On January 23, the newly formed Coalition to Combat Hatred and Promote Unity, a coalition of Rockland County supervisors, held their first forum at the Crowne Plaza in Suffern, New York. The forum was open to the public and was attended by a capacity crowd of approximately 300 people, representing a diverse cross-section of residents of Rockland County.
The participating supervisors include Clarkstown Supervisor George Hoehmann, Haverstraw Supervisor Howard Phillips, Orangetown Supervisor Teresa Kenny, Ramapo Supervisor Michael Specht, and Stony Point Supervisor Jim Monaghan. The police chiefs from each town joined the supervisors on the dais. There was a large police presence, providing additional security and ensuring the event ran smoothly.
The forum began with the five town supervisors announcing their goals to unify the community and restore a sense of peace and safety to the people of Rockland County, and their plans to begin that process. Following these announcements, the attendees broke out into small, moderated brainstorming groups for fruitful, open and respectful discussions about the current climate in the county, and how the community can best promote unity, equality and justice for all. The moderator of each group then shared the ideas with the entire forum and presented the notes from their group to the supervisors for review.
Additional opening and closing remarks were given by Monsignor Emmett Nevin, Rabbi YY Jacobson and Bishop George Langberg.

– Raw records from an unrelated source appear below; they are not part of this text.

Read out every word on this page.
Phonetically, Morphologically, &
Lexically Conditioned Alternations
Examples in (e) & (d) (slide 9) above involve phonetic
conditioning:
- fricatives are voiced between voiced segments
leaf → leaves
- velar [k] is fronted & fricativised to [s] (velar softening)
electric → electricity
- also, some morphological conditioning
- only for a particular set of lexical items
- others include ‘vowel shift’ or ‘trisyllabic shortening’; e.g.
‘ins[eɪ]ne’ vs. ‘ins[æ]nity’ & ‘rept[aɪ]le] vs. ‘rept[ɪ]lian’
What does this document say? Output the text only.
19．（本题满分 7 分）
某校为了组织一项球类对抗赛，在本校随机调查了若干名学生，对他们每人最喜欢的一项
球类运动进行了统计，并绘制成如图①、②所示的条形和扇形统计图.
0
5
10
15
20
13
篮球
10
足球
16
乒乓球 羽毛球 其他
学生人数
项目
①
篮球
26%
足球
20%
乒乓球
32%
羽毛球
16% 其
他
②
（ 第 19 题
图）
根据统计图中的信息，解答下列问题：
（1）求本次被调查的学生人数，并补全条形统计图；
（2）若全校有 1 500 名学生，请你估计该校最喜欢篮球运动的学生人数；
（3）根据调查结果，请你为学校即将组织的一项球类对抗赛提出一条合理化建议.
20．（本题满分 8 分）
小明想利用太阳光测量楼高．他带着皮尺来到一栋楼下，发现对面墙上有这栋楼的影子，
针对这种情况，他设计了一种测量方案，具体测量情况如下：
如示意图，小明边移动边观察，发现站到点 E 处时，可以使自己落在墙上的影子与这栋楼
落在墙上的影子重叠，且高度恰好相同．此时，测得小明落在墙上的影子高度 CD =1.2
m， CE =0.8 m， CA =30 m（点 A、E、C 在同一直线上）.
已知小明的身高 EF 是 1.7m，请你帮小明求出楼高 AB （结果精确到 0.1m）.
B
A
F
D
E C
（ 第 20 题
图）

Mrs. Shoshana Bernstein of SB Writing and Communications moderated one of the breakout sessions and described what took place. “In my group, it was, overall, pleasantly uncontentious. The main questions discussed were, ‘What do you see as the big issues?’ ‘What has your town done about it so far?’ and ‘What else should be done about these issues?’ Everyone had a name tag and was given an opportunity to voice their opinion and respond to the questions. There was definite emotion and strong opinions, but people were courteous and kept their comments succinct. Rockland County is very diverse, and we are seeking ways to embrace our diversity and make it work.
“There are some very real issues,” Mrs. Bernstein continued. “For example, if zoning accommodations are made in one town, there are repercussions in the next one. We need to find a commonality in terms of acceptance of one another, more opportunities for the poor, balance the lack of appropriate housing with issues of overdevelopment, and more. The coalition plans to use the feedback from the meeting as a springboard — it is really baby steps, but at least we are taking those steps. This meeting will by no means solve all the problems, but it was a beginning, a way to get to know and understand each other. The definite consensus was that something has to change. It is deeply unfortunate that it took recent horrific events as the catalyst, but at least, inroads are being made.”
The next meeting is planned for April 30 at 7:00 p.m. in Clarkstown, tentatively at Nanuet High School.